To tackle this, the WHO, in alliance with Coalition for Epidemic Preparedness Innovations (CEPI) and GaviI, has initiated COVAX (or COVID-19 Vaccines Global Access) – which is a pillar of the Access to Covid-19 Tools (ACT) Accelerator. In this time of urgency, it aims to increase development and production of vaccines as well as working to ensure equitable access and distribution of vaccines that are deemed safe and efficacious to low- and middle-income countries. It hopes to distribute 2 billion doses by the end of 2021, with Ghana and the Cote d’Ivoire being the first African nations to distribute vaccines under COVAX. However, the rollout has been slow. Ghana received its first doses almost 3 months after the U.K. and the U.S. Even now as countries are racing to vaccinate their populations, there is a clear disparity between wealthy countries and those with lower GDPs.
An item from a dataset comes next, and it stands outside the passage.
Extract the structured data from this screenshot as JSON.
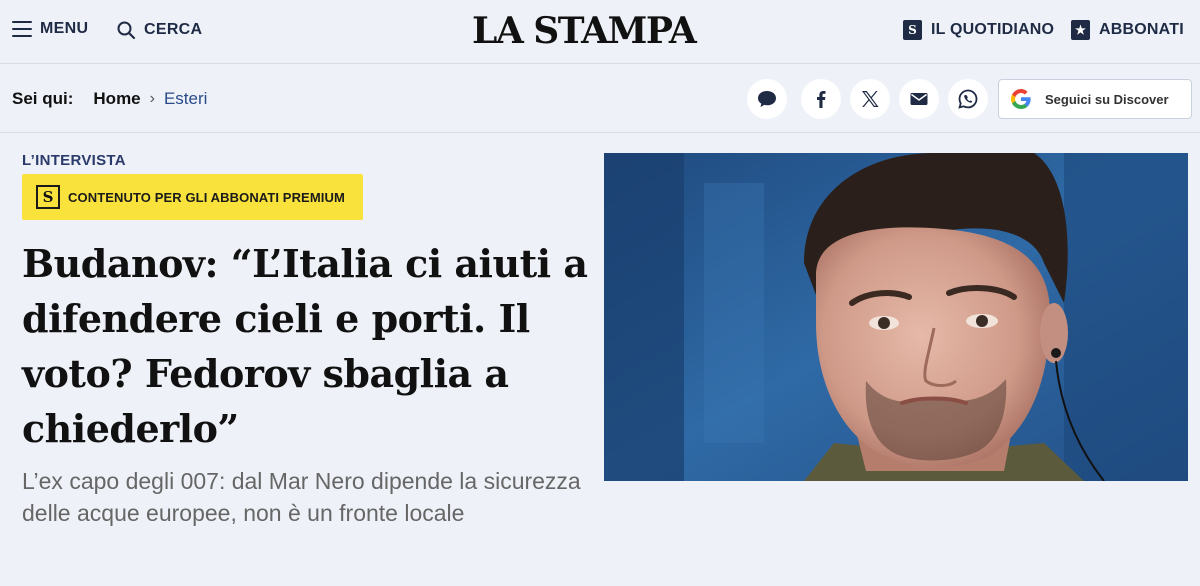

The Duke Global Health Institute reports that countries that comprise only a total of 16% of the world’s population have claimed about 70% of the available vaccine, and that while COVAX plans to distribute 2 billion doses globally, those will only account for 20% of the world’s population. With this knowledge, it is clear that we still have a long way to go, as the death count continues to rise, nearing 2.8 million deaths at the time of this publication (according to the JHU Covid Resource Center).
So where do we go from here? The WHO has announced that more countries are putting in greater efforts to aid COVAX, with the US donating $4 billion to help buy doses, and Norway also pledging to aid in the effort. However, these same wealthy nations are making deals with manufacturers independent of COVAX which will decrease the available vaccine supply and threaten to prolong the pandemic. A recent study by the National Bureau of Economic Research reviewing the economic implications of COVID-19 estimated that delaying vaccination in poorer countries could lead to a near $9 trillion economic loss – the brunt of which would be borne by wealthier nations. One could argue that this in itself could be incentive enough to to avoid vaccine hoarding.
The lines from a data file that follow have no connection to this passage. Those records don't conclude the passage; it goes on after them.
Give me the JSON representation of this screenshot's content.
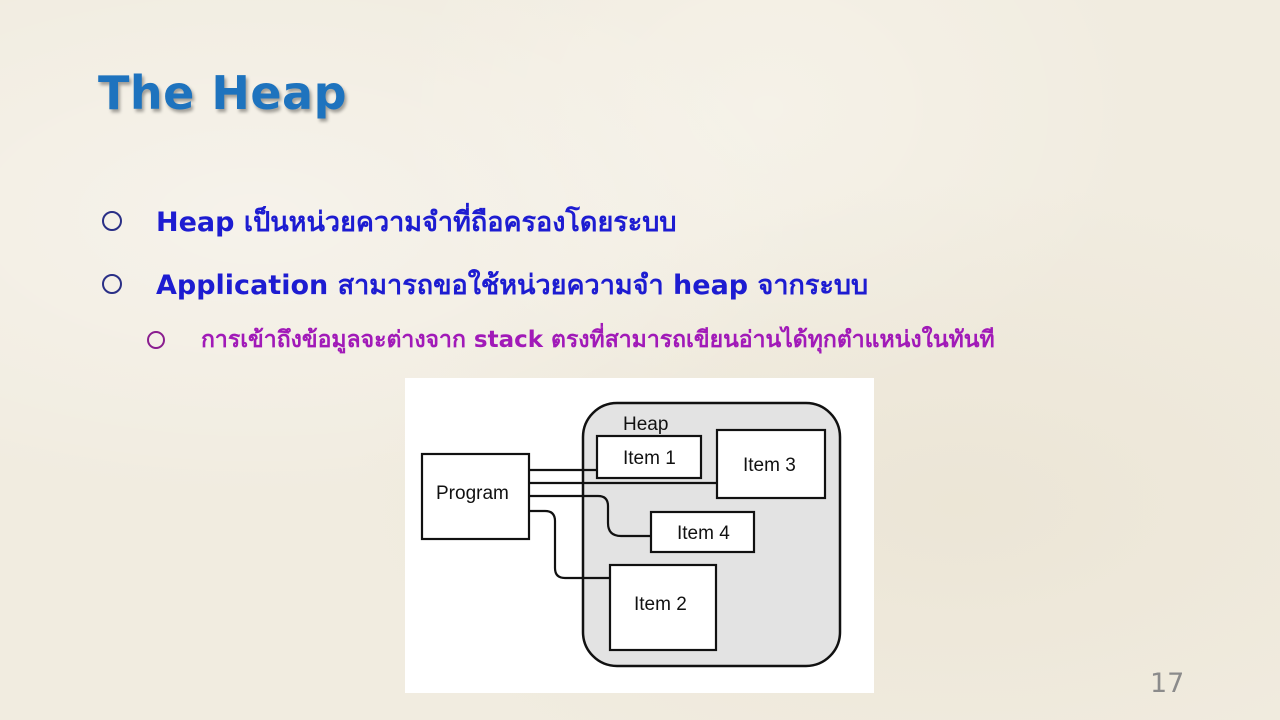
{
  "slide": {
    "title": "The Heap",
    "page_number": "17"
  },
  "bullets": [
    {
      "text": "Heap เป็นหน่วยความจำที่ถือครองโดยระบบ"
    },
    {
      "text": "Application สามารถขอใช้หน่วยความจำ heap จากระบบ"
    },
    {
      "text": "การเข้าถึงข้อมูลจะต่างจาก stack ตรงที่สามารถเขียนอ่านได้ทุกตำแหน่งในทันที"
    }
  ],
  "diagram": {
    "heap_label": "Heap",
    "program_label": "Program",
    "items": [
      {
        "label": "Item 1"
      },
      {
        "label": "Item 3"
      },
      {
        "label": "Item 4"
      },
      {
        "label": "Item 2"
      }
    ]
  },
  "colors": {
    "title": "#1e73be",
    "bullet_level1": "#1d1cd1",
    "bullet_level2": "#a11ab8",
    "page_number": "#8b8b8b",
    "heap_fill": "#e3e3e3"
  }
}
Aside from basic empathy and the need to curtail the pandemic to preserve both lives and livelihoods, a lack of vaccine equity poses a large threat to global biosecurity. During the avian influenza epidemic in 2005, some nations were unwilling to share virus samples due to worries that higher income countries would then use the samples to develop vaccines and treatments - only to prioritize their own populations or sell treatments at a higher price. The COVID pandemic is our chance to show that when it comes to a global disease, we are willing to prioritize the health of the global community at large and work together as a team.
COVID demonstrated how international travel (whether for business, trade, or pleasure) can exponentially increase the spread of disease and how all societies are intricately connected and reliant on each other, much more than we may have realized previously. The time is now to speak up and push for global vaccine equity - our lives depend on it.